Aluminum pans heat quickly and evenly, but they don’t retain heat well and aren’t compatible with induction cooktops (as a metal, aluminum doesn’t contain enough iron to exhibit ferromagnetic properties). Most ceramic and non-stick pans consist of an aluminum body with a sprayed-on coating.
Which leaves us with cast iron, its close cousin carbon steel, and its distant cousin stainless steel. These frying pans are made from heavy metal—literally and figuratively. All of these metals heat slowly, but retain heat well, and each yields cookware with its unique up- and downsides.
Cast iron and carbon steel frypans are fantastic for searing steaks and sautéing vegetables. However, they involve complicated use and care rituals: They must be seasoned, cannot be cleaned in the dishwasher, and are not suitable for preparing acidic foods (they leach dietary iron and impart a metallic taste).

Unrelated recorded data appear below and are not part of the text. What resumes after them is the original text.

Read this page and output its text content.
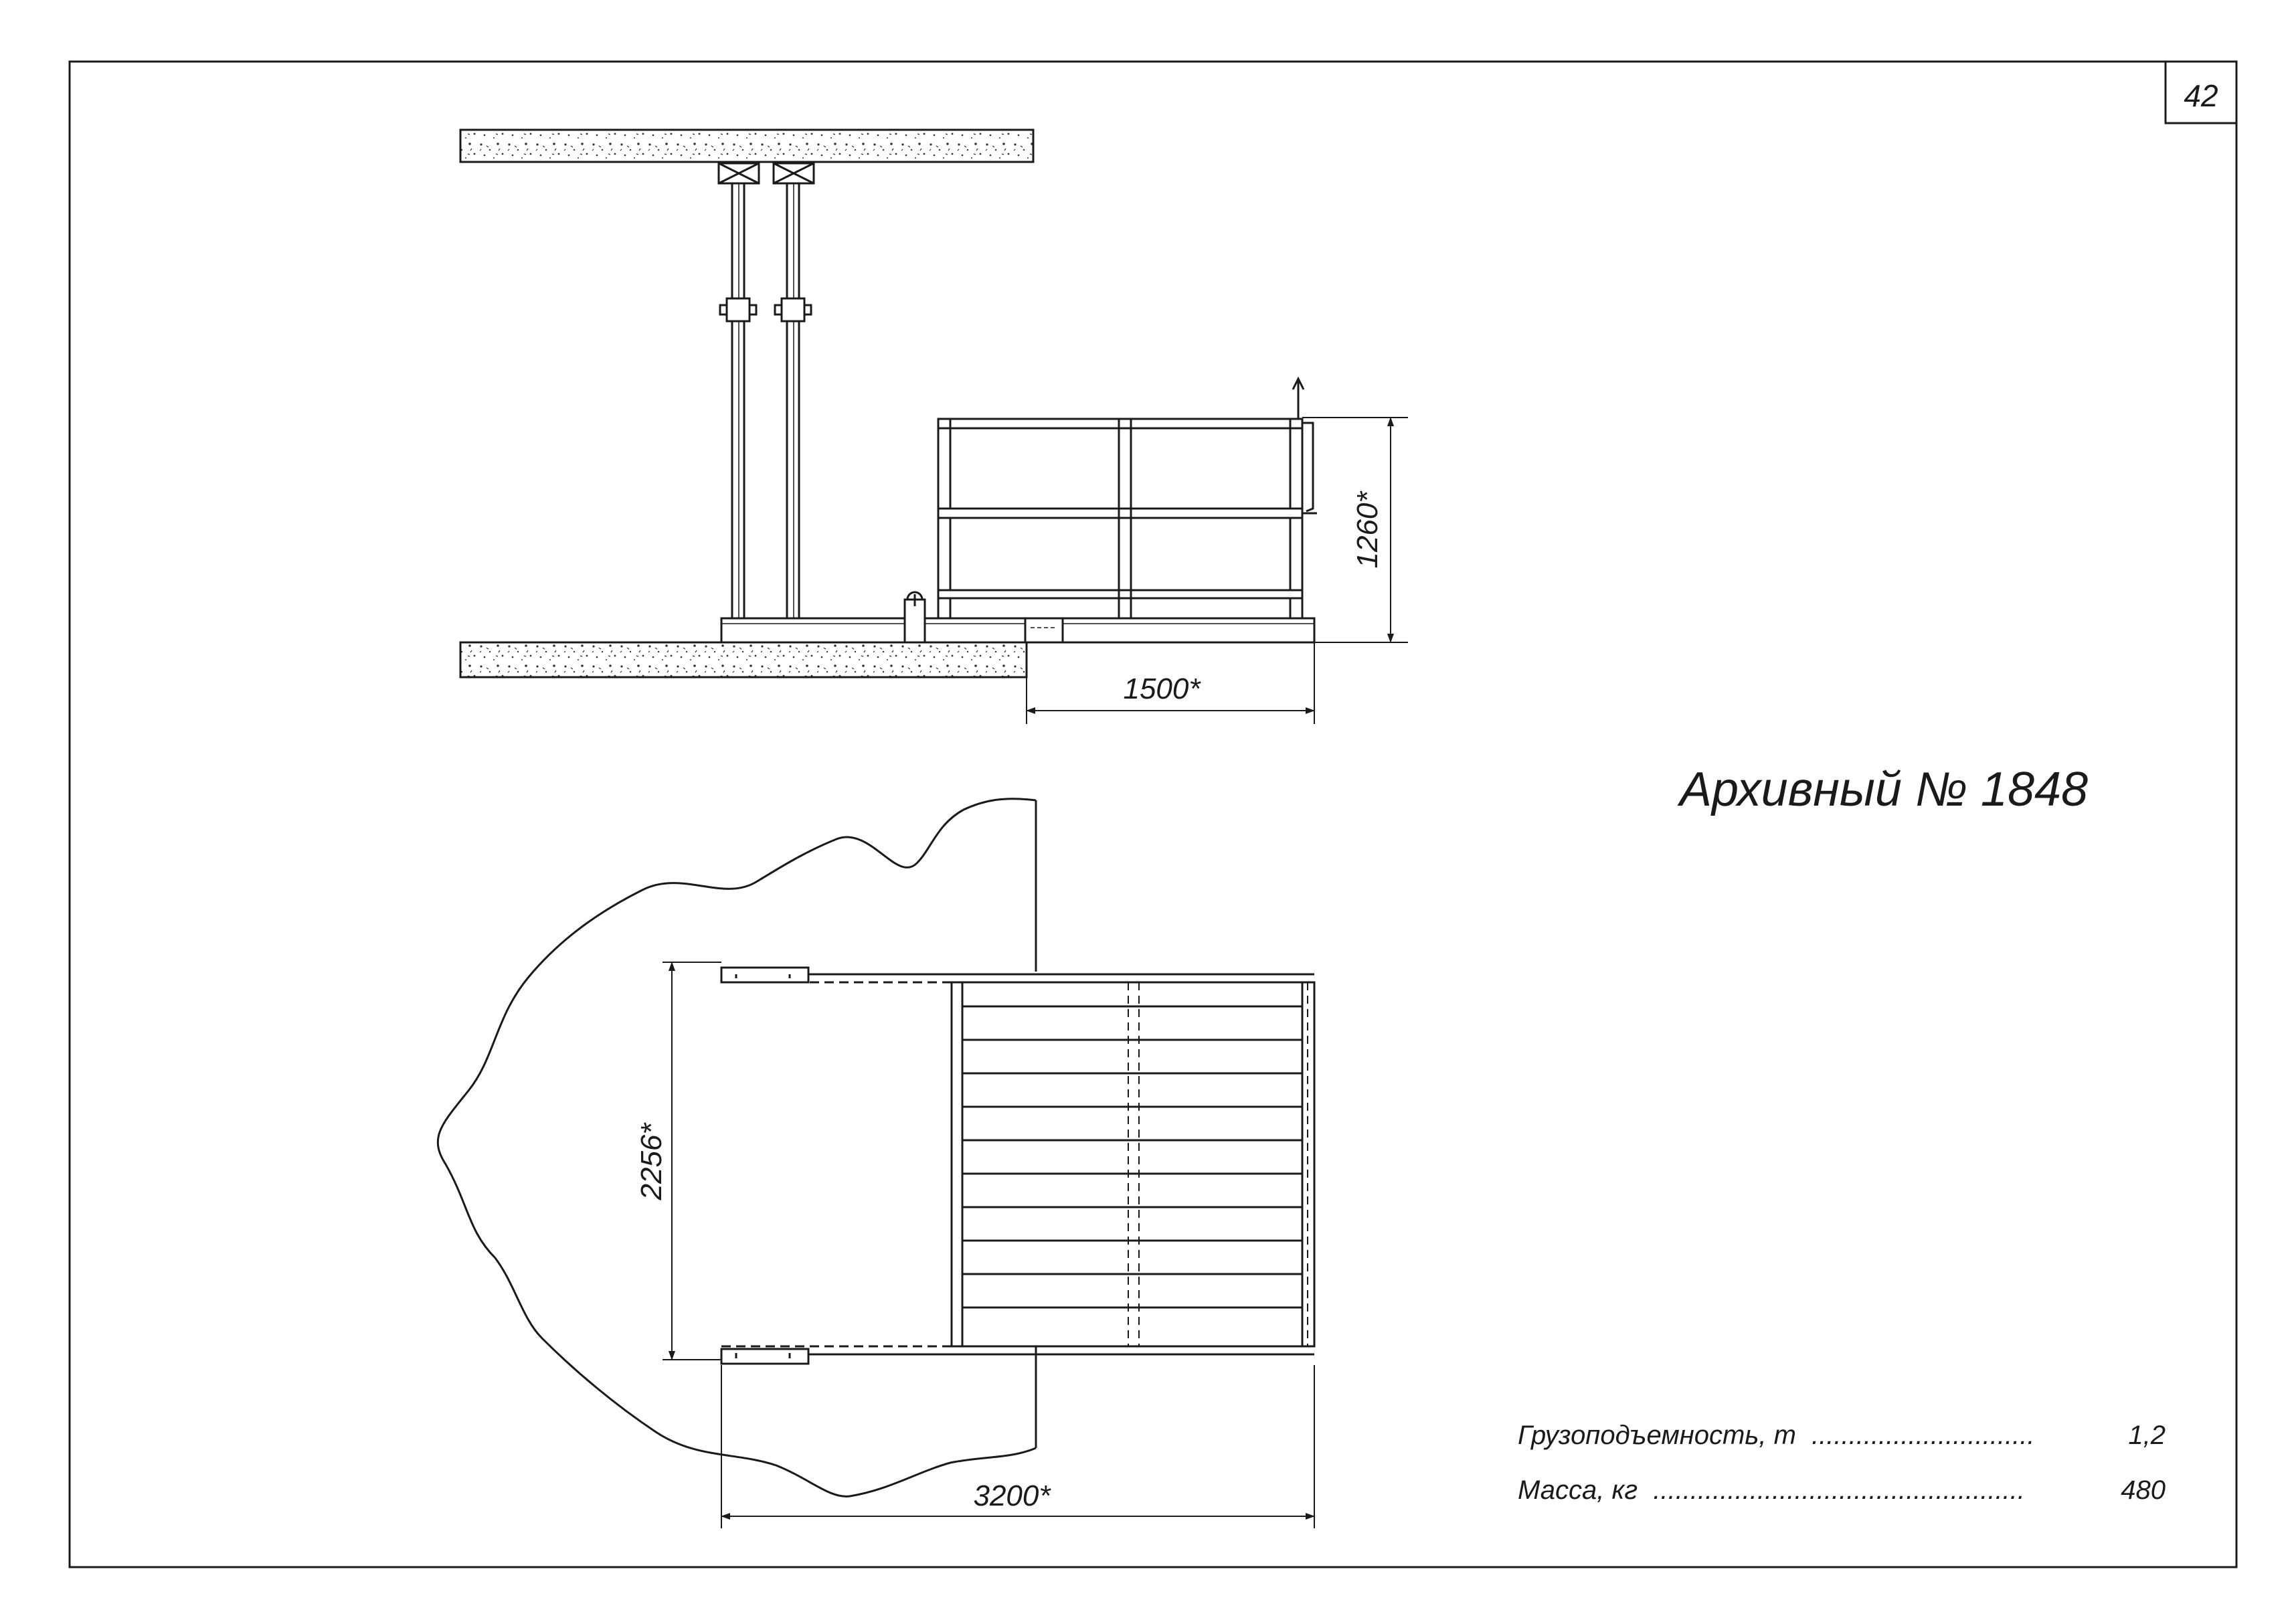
42
1260*
1500*
Архивный № 1848
2256*
3200*
Грузоподъемность, т ..............................	1,2
Масса, кг ..................................................	480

A good stainless steel skillet doesn’t need to be seasoned, can safely be loaded in the dishwasher, and won’t react with acidic foods. However, its cooking surface is incredibly sticky—and requires that you cook with a generous amount of butter, fat, or oil to keep food from sticking.
Which one should you reach for?
If you want to take care of your cookware and you like the idea of having to season your pan, you should choose cast iron or carbon steel (the former is also suitable for baking; the latter less so).
If you want to save yourself the trouble of seasoning and washing up, you should choose rust-resistant, dishwasher-safe stainless steel.